Inflammation is clearly related to cancer progression. The question is whether inflammation is a byproduct of the tumor environment or the cancer cells expressing inflammatory signals. Both may be true. Inflammation drives stem cell activity and tumor progression.
What appears to be going on in cancer is a process of rebuilding tissue which is what stem cells do but in a chaotic and unregulated manner. All this is happening at a high rate of growth for most cancers. Cancer cells are gobbling up nutrients to synthesize proteins and cell membranes. Growth can be slowed by limiting the pool of essential amino acids.
Cancer can theoretically begin from damage to one single stem cell. It may take 30 years or more for that single stem cell to divide many times over to become a detectible tumor. Cancer typically appears at least 7-10 years from the initiating phase according to mainstream oncologists. The actual time frame can be much longer. Tumor progression can be accelerated by dietary factors, metabolic imbalances and stress.
What causes mitochondrial DNA damage? Ionizing radiation, excess UV radiation, cosmic radiation, free radicals, excess oxidative stress, antibiotics, toxic chemicals, viruses, pesticides, herbicides, toxic bacterial byproducts and potentially various pharmaceutical drugs are the major cancer initiators. How does one protect oneself from these cancer initiators? Selenium supplementation is very important in chemo-prevention as is eating a plant-based diet of mostly organic and unprocessed foods. One should try to avoid all chemical exposures and X-rays. EMFs emitted from electronic devices have not been proven to be cancer causing but one should always use a hands free cell phone. Smart meters are not a threat to human health. Stress or emotional trauma does not cause cancer but is most certainly involved in cancer promotion.
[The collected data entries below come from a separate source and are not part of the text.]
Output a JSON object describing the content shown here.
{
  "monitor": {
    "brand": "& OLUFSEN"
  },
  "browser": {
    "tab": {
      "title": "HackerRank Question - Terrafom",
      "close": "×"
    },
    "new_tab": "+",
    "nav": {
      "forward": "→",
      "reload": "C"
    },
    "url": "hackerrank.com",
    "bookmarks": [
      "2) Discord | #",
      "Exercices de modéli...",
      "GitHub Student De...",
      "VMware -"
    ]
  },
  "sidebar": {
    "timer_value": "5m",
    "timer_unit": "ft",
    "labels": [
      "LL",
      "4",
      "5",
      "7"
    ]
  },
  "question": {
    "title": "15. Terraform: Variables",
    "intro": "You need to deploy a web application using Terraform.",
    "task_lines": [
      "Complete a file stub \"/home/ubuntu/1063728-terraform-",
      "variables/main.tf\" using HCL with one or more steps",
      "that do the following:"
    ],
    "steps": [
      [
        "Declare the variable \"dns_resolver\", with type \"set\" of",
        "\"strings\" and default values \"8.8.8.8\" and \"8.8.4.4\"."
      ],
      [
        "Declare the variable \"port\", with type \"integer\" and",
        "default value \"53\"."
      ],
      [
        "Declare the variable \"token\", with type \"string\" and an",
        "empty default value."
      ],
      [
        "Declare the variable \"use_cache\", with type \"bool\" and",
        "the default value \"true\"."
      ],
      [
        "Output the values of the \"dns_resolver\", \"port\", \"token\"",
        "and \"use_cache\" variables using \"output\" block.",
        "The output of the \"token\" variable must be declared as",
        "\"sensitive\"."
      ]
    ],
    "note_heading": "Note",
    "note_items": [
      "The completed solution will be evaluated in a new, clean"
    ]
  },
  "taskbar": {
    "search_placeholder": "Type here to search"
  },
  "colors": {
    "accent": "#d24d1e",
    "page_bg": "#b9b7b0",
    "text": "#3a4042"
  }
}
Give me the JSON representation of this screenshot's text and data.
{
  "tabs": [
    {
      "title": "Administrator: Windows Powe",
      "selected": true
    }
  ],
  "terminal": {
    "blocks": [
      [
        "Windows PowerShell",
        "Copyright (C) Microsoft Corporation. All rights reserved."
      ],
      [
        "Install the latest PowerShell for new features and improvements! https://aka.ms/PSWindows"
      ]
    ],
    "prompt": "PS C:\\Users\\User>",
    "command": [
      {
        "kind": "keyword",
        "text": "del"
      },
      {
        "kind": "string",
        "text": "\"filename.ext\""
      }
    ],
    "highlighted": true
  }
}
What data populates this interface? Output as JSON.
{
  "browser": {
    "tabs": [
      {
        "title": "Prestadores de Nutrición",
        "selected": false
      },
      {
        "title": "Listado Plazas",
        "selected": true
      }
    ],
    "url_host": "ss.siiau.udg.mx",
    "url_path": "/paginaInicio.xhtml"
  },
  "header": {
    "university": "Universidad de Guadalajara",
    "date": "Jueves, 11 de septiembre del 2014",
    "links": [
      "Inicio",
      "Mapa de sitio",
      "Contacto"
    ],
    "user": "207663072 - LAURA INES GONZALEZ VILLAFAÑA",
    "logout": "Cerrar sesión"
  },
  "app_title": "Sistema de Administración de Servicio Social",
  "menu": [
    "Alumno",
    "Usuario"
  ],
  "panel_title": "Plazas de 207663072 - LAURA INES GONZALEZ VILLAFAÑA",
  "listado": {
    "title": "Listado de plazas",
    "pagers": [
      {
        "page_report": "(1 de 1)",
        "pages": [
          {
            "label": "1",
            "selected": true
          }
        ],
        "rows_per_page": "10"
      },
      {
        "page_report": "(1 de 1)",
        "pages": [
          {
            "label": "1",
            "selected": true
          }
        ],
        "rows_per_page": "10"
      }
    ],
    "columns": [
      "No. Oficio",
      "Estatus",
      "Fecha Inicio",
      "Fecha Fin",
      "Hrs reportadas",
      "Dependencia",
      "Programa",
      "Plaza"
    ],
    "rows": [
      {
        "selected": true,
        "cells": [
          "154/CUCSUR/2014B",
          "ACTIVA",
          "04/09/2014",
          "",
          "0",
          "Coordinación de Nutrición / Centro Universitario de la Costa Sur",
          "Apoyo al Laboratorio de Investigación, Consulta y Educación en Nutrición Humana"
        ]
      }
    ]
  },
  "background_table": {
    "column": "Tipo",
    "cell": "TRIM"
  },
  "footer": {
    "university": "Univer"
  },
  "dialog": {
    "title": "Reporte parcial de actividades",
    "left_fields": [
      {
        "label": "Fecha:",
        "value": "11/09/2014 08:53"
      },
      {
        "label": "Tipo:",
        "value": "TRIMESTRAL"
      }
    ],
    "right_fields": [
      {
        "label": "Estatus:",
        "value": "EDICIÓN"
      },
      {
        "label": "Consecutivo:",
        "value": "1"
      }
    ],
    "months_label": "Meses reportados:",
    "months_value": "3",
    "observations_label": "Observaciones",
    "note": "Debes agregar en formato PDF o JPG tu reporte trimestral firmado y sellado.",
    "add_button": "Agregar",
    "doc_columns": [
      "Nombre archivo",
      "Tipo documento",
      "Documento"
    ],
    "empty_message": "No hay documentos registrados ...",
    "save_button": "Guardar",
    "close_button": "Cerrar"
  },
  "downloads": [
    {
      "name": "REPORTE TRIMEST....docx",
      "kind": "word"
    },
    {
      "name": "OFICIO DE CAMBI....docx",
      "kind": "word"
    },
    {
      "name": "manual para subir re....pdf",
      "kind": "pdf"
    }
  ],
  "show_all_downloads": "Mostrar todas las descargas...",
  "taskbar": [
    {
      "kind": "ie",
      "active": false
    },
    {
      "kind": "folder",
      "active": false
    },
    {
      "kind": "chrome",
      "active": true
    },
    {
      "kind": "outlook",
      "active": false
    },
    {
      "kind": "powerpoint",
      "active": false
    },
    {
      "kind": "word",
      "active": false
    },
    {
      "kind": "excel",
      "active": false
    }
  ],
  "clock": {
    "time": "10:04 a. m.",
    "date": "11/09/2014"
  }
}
How does this knowledge affect how cancer is treated? Effective treatments must target both tumor cells and cancer stem cells. Treatments should target key metabolic vulnerabilities of both tumor cells and cancer stem cells. Inflammation must be appropriately regulated. Understanding that mitochondrial damage is the key dysfunctional element in cancer cells and the gatekeeper of apoptosis should drive all treatments towards mitochondria as the primary target. Most of the nutraceuticals utilized within the NORI protocol are directly target the mitochondria. The idea is to damage already damaged mitochondria to trigger the release the cascade of signals that regulate apoptosis. Increasing oxidative stress (ROS) within cancer cells is the primary mechanism that the NORI protocol relies upon and some studies indicate that cancer stem cells are equally susceptible to this approach.